The thoughts began. I was no longer having conversations. I shut people out. I decided I was going to be the one who pushed them farther and farther away before they could do it to me. I sank further into depression but still smiled on the outside. No one knew.

Then one day I had a complete toddler tantrum meltdown. I’ll never forget the way my husband looked at me and sat with me and told me that he was there. But more importantly, God never left me. It wasn’t until I read the headline to that article that I realized what could have been.

I don’t share this for pity. I am sharing this because my whole outlook on life has changed drastically. I firmly believe that God is in control. And boy is he showing me how true that is in the season I’m in now! I know that He has held me up. I also know that this kind of thing is real and still happens. Even to those who love Jesus.

I share this because there is someone in your life whose answer to, “How are you?” may seem too heavy. If you just listen a little longer, that might be the extra few minutes they need to just hold on. I am not the same. I’m quiet most days, and observe things around me. It’s why I try to be more personal in conversations, so I’m not missing someone’s feelings of loneliness. I’m awkward and I know it — but I don’t care if it means I can help someone. I ask everyone, “How are you doing?” But I don’t just say it as small talk. I mean it and will listen.

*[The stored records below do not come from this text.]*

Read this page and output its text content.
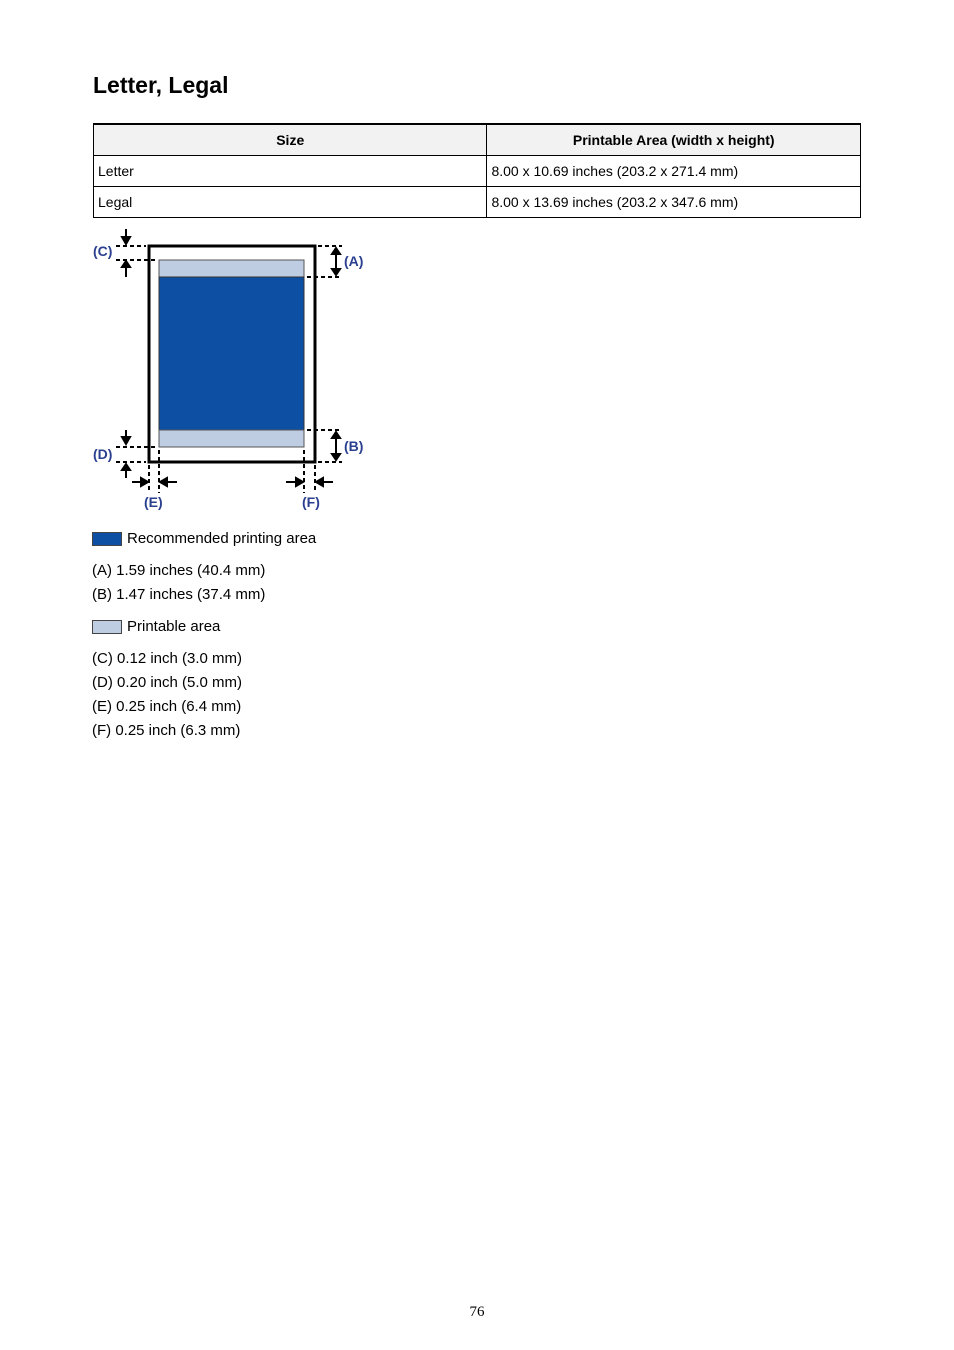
Letter, Legal
Size	Printable Area (width x height)
Letter	8.00 x 10.69 inches (203.2 x 271.4 mm)
Legal	8.00 x 13.69 inches (203.2 x 347.6 mm)
(C)
(A)
(B)
(D)
(E)	(F)
Recommended printing area
(A) 1.59 inches (40.4 mm)
(B) 1.47 inches (37.4 mm)
Printable area
(C) 0.12 inch (3.0 mm)
(D) 0.20 inch (5.0 mm)
(E) 0.25 inch (6.4 mm)
(F) 0.25 inch (6.3 mm)
76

Thank God I’m in a better place — and thank God for His therapy and for professional therapists. I cannot do this alone. And I’m not alone because God is always with me, and He’s with you too! God isn’t being silent because He doesn’t hear you. He’s listening to every word you say. Talk to Him. I promise, He’s there.

The National Suicide Prevention & Crisis Lifeline can be reached at 988 if you need suicide or mental health-related crisis support, or are worried about someone else.